Silicon Valley, city hall worked up about Hindu temple plan

 

SILICON VALLEY, October 6 2004
PTI

A proposal to build a Hindu temple and a cultural centre, tipped as the largest in southern California, is causing much disconcert in the Chino Hills area, a media report said here on Tuesday.

The project ran into rough weather following protests from the local residents, after which the Chino Hills city council blocked it last month, refusing to allow the height of the temple's spires to exceed the city's limit.

Local Hindu leaders are now struggling to decide whether to fight the decision in court or to continue their four-year search for a home for southern California’s growing Hindu population.

"Our issue was very clear. We would like it to be an asset to the community," Govind Vaghashia, spokesman for the project proponent Bochasanwasi Shree Akshar Purushottam Swaminarayan Sanstha (BAPS), was quoted as saying by the Los Angeles Times on Tuesday.

Chino residents have protested vehemently against the temple, saying it would generate too much traffic, ruin the city's atmosphere and become an unwanted regional attraction.

Objections also surfaced from opponents who said the project would turn Chino Hills into a "third world city" and "a haven for terrorists."

One petition to stop the project said, the temple would play a role in "changing the city's demographics forever."

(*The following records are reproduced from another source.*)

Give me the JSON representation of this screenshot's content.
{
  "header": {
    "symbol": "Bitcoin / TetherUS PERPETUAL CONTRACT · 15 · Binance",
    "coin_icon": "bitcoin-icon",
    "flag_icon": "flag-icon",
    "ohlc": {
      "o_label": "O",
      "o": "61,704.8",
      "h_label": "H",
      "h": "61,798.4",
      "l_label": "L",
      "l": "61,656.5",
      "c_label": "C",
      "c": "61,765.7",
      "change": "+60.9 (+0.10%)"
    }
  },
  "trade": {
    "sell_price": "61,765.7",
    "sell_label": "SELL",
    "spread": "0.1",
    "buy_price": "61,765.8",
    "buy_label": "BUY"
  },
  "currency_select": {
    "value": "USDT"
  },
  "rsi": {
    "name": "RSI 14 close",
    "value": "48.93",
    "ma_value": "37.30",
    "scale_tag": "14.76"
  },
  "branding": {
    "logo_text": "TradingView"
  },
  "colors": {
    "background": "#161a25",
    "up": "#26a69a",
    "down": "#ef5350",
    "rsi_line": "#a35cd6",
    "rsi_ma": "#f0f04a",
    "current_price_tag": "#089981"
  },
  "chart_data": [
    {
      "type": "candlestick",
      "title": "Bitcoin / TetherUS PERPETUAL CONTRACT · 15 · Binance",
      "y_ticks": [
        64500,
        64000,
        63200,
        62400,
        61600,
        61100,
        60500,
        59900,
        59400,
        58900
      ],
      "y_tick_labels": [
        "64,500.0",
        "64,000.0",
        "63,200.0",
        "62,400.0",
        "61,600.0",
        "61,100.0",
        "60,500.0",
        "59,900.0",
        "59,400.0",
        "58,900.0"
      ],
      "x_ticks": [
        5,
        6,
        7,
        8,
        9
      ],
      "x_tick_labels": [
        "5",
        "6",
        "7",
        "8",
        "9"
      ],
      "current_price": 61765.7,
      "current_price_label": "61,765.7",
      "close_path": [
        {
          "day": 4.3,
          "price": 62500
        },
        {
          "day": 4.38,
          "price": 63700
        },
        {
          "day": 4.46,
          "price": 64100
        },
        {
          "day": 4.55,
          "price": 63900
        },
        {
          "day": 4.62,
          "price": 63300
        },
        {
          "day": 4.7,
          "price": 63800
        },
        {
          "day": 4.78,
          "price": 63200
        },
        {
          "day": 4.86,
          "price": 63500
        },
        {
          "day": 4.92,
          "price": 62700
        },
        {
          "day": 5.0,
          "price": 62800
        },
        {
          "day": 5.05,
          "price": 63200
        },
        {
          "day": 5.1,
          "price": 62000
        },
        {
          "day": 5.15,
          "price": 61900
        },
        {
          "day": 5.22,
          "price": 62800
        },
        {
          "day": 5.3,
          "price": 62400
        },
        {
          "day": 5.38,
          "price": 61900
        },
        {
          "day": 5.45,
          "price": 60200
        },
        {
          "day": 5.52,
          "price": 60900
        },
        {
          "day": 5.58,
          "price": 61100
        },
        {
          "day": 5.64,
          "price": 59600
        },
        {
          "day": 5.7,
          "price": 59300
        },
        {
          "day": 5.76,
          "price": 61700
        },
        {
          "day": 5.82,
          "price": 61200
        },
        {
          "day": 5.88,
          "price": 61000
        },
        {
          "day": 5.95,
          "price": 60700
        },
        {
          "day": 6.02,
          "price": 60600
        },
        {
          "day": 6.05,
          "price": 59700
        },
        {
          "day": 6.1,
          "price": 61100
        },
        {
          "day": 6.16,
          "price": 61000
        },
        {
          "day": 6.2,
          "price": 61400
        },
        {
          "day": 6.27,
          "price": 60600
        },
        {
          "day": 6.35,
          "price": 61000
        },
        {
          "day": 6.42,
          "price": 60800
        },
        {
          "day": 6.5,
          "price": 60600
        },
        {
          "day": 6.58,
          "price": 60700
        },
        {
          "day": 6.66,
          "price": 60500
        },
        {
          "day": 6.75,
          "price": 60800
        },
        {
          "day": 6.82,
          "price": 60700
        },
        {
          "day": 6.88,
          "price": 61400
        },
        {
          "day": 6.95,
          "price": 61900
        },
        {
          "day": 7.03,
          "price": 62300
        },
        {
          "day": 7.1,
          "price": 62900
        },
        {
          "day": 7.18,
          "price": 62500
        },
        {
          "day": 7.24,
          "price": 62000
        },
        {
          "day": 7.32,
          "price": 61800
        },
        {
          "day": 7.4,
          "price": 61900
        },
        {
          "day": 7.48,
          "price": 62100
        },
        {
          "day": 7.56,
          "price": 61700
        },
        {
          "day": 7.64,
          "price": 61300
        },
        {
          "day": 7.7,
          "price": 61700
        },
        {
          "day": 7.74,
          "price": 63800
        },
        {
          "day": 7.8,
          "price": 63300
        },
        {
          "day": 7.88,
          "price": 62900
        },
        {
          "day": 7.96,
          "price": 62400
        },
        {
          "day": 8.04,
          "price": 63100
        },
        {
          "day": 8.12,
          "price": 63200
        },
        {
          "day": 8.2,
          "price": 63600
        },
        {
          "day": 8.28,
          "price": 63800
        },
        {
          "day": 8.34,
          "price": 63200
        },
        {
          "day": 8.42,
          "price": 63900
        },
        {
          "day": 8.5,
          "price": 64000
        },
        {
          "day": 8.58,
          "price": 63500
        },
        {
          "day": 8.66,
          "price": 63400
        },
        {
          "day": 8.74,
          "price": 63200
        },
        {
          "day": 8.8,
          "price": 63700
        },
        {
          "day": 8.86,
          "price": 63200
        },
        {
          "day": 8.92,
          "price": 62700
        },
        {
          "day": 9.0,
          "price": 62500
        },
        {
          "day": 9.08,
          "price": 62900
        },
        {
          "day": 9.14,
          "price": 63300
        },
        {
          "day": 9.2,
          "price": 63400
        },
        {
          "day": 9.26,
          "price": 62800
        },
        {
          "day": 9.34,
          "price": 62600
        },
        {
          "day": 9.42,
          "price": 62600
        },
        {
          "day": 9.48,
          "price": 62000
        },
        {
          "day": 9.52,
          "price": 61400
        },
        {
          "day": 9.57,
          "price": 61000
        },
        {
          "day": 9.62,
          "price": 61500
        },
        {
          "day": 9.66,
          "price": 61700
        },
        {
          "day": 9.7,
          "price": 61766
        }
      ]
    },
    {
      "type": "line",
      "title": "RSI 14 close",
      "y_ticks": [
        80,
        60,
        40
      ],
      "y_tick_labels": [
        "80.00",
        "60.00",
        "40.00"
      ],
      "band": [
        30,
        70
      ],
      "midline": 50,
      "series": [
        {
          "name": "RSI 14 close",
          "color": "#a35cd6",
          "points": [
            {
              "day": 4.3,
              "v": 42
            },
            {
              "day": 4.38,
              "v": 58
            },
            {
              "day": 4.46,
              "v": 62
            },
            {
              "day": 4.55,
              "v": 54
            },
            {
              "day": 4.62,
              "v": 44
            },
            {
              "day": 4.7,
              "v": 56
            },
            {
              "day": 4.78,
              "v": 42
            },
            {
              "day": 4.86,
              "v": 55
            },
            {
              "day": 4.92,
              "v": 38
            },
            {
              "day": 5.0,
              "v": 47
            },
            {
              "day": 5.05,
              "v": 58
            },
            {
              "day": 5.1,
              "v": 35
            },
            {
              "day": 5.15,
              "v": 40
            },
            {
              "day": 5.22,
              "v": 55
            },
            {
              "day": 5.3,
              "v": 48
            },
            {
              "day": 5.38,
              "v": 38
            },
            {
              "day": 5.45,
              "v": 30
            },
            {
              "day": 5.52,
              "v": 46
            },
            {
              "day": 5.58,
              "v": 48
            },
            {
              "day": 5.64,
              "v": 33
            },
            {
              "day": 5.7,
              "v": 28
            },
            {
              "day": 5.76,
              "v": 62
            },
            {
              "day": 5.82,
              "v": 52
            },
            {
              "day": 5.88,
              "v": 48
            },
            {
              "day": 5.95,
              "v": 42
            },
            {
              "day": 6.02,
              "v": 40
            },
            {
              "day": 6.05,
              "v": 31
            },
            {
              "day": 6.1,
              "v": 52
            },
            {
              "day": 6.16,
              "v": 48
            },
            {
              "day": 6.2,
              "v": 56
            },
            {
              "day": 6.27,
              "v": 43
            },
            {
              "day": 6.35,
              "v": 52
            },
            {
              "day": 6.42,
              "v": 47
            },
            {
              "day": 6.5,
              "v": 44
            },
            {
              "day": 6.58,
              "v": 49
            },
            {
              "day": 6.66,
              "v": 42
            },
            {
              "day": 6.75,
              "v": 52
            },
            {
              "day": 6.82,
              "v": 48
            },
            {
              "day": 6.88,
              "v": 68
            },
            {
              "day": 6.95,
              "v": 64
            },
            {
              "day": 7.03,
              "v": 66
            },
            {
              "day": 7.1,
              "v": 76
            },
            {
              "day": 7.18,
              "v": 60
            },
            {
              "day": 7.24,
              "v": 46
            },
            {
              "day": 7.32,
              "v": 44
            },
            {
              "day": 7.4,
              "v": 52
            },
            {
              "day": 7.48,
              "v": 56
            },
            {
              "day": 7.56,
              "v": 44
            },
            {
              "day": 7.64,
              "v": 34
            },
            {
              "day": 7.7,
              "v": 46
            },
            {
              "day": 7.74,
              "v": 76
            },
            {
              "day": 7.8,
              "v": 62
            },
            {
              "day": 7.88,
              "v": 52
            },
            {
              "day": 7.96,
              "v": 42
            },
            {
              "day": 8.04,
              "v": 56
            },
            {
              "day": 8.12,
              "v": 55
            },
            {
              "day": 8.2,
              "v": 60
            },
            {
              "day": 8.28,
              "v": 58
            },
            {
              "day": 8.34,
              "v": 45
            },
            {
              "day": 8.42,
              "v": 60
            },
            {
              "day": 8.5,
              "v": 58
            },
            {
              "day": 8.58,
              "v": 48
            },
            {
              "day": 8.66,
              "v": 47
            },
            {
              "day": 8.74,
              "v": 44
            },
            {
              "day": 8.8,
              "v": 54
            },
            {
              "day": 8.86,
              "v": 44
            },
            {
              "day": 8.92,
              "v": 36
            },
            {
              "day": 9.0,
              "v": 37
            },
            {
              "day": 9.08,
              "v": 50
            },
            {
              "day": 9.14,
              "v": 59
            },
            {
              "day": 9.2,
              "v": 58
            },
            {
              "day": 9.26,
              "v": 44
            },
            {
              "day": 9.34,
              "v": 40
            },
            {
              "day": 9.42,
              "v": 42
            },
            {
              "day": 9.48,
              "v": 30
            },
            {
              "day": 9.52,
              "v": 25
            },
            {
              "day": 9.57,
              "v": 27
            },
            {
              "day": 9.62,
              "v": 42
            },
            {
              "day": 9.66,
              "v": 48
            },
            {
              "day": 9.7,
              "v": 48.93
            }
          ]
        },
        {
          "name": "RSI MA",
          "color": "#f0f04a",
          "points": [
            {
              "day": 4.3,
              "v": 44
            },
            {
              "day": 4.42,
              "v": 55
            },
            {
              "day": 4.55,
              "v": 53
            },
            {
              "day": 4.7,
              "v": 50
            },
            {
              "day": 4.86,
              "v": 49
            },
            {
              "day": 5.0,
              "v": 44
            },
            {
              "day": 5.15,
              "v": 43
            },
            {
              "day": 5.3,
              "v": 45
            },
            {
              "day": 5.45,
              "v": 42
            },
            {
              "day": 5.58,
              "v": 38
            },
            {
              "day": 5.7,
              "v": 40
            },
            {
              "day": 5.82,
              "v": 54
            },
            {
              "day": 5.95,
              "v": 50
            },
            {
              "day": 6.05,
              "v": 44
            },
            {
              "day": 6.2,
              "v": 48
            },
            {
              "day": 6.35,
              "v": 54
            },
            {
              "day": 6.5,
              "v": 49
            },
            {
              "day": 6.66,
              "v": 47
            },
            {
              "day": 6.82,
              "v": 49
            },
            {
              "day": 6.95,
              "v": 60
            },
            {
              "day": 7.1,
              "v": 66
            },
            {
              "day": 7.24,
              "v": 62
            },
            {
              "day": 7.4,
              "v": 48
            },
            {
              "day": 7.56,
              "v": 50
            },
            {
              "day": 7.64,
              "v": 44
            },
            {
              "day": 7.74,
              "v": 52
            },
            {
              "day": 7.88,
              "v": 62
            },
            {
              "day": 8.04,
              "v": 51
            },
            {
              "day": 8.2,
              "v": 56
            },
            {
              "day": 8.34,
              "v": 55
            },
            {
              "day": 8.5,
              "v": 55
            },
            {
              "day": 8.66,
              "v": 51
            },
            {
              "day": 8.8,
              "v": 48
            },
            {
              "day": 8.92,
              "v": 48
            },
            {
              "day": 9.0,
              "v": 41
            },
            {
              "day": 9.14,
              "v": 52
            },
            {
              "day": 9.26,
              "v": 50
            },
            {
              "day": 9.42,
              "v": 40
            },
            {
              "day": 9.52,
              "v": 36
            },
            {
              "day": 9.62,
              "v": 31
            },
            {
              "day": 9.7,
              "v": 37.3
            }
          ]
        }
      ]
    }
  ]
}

The fight over the temple in Chino Hills is the latest in a series of skirmishes around the country in recent years over plans to build bigger houses of worship, land use experts said.

The battle over the 1,64,372-square-ft temple and cultural centre dates back to 1989, when BAPS representatives made plans to build the structure on a 15-acre plot near the commercial centre of the city.

But city officials had plans to build a civic centre on the same property. Under a deal negotiated between the city administration and representatives of the project, BAPS let the council buy the land and city officials in turn promised to help find an alternative site in Chino Hills, the paper reported.

After seeing 20 locations in over four years, BAPS chose the 20-acre property east of the Chino Valley freeway.

As word spread about the project, locals began to flood city hall with letters and e-mails, most of them opposing the project.

Many said, it would clash with the city's atmosphere. Opponents also voiced concern about the potential traffic generated by the project.

But a report that included an analysis by a private consultant and a study at a similarly sized Hindu facility in another town concluded that the project would not create traffic problems.

"Anybody who keeps coming up with traffic as an issue is not listening," Mayor Gary G. Larson, the only member of the council to consistently vote for the project, said.

Some of the opponents were also worried that the temple would draw Hindus to live in the city.

"Unless you want the current demographics to look a bit like New Delhi, don't do this," said an e-mail dated August 9, 2003. Another letter suggested Muslim extremists might blend in among Hindu worshippers, making the temple a "hiding place for terrorists."

BAPS representatives have refused to reduce the height of the spires, saying the design was based on proportions dictated in Hindu scriptures, the report said.

Vaghashia said local BAPS leaders will confer with religious leaders in India to decide what steps to take now.

Some project supporters believe the council was swayed by opponents, who threatened to recall or vote against council members who supported it.